Nadal apuntó que la falta de interconexiones representa un sobrecoste para España de unos 1.200 millones de euros anuales. Por ello, apostó por ligar los objetivos medioambientales con el nivel de interconexión energética y pidió un consenso a las fuerzas políticas. A este respecto, la diputada socialista, Pilar Lucio, criticó al Gobierno el justificarse en el “mantra de las interconexiones” para situarse en contra de las objetivos para 2030. “No querer objetivos vinculantes hace sospechar que el compromiso no es el que debería ser”, indicó.

En materia de eficiencia energética, destacó la importancia del reconocimiento en Bruselas de un mejor tratamiento para las inversiones en esta materia acometidas en el periodo 2018-2021, lo que facilitará las inversiones “a largo plazo”. Además, destacó el acuerdo alcanzado por los Estados miembros para fijar un objetivo de eficiencia energética para 2030 del 30%, tres puntos superior al anterior del 27%, y aclaró que al final “se quitó la palabra vinculante” para estos objetivos.

Respecto al pacto entre el PNV y el Gobierno para rebajar los peajes eléctricos a las empresas de baja tensión, Nadal señaló que se trata de “un acuerdo de política presupuestaria, no de política energética” y, por tanto, se mostró “abierto” a acuerdo de este tipo con cualquier partido político. Además, insistió en que se trata de una medida de apoyo industrial que tiene más incidencia en el País Vasco pero que afecta a todo el territorio nacional, por lo que no hay trato de favor hacia las empresas vascas.

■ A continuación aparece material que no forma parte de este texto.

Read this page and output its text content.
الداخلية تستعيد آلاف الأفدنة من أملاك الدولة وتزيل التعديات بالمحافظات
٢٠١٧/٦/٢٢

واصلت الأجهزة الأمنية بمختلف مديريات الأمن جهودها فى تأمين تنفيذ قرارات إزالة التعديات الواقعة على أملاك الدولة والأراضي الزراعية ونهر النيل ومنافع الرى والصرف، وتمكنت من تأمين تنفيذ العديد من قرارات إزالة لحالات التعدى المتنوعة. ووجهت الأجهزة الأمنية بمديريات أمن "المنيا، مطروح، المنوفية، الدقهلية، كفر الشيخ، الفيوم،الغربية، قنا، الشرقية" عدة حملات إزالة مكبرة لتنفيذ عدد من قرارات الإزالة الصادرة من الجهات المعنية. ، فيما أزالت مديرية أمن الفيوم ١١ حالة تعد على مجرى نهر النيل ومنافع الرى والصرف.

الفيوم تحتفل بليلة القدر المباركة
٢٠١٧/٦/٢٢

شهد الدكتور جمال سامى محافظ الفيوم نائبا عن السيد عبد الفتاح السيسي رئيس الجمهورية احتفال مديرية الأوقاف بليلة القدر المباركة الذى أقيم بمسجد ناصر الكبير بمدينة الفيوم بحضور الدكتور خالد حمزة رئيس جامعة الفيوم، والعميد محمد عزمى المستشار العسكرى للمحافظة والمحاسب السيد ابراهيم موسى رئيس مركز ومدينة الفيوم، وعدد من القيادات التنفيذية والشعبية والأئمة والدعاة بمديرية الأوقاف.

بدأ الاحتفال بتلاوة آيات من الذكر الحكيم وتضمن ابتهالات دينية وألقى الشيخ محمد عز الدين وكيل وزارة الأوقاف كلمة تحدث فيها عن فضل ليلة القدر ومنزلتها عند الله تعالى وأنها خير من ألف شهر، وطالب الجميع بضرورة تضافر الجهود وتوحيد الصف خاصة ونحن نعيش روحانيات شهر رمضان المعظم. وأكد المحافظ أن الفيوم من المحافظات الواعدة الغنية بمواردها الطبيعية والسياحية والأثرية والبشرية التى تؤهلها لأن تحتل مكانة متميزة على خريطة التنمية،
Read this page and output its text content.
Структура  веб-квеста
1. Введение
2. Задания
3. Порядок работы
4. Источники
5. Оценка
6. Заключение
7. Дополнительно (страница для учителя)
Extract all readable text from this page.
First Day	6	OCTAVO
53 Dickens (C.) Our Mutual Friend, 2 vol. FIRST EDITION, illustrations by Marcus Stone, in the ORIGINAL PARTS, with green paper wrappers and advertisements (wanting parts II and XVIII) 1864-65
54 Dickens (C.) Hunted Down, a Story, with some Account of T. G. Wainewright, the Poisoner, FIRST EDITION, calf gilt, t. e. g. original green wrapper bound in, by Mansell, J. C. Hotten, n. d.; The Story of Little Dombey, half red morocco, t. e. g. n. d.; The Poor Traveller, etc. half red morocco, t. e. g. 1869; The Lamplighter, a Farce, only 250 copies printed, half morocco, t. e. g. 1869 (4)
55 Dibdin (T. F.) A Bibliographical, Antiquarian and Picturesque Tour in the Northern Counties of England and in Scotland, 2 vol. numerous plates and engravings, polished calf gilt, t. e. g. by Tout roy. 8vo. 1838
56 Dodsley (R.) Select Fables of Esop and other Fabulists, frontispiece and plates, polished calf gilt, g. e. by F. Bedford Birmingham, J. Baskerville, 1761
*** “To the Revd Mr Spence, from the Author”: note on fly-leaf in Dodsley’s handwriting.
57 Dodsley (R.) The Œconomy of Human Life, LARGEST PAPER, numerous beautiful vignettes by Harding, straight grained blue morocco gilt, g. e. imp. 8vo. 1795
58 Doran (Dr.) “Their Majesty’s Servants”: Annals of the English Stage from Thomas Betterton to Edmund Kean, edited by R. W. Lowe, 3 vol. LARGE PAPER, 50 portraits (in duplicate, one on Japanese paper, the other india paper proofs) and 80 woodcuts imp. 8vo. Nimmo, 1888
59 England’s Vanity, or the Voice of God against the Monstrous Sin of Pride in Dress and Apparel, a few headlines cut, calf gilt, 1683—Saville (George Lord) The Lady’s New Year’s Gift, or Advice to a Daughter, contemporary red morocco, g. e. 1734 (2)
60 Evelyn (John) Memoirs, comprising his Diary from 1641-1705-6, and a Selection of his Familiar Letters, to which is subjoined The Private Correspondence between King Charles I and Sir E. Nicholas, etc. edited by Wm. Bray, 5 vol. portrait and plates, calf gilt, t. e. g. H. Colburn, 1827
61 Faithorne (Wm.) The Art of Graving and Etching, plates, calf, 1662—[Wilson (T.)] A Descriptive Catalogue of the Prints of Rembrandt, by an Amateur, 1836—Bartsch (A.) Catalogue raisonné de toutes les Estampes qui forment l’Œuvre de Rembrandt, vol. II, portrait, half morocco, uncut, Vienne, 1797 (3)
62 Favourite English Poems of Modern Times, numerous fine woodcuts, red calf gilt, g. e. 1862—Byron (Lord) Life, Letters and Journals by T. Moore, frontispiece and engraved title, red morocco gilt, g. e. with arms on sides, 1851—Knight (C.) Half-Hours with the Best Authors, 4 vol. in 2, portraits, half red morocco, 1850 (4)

Asimismo, indicó que este pacto “no le cuesta un euro” al resto de consumidores, por lo que cual deberá aparecer una partida presupuestaria en el presupuesto de 2018, y afirmó que existe la dificultad de que Europa lo valide y no lo considere como ayuda de Estado y de que reciba el visto bueno de la Comisión Nacional de los Mercados y la Competencia (CNMC).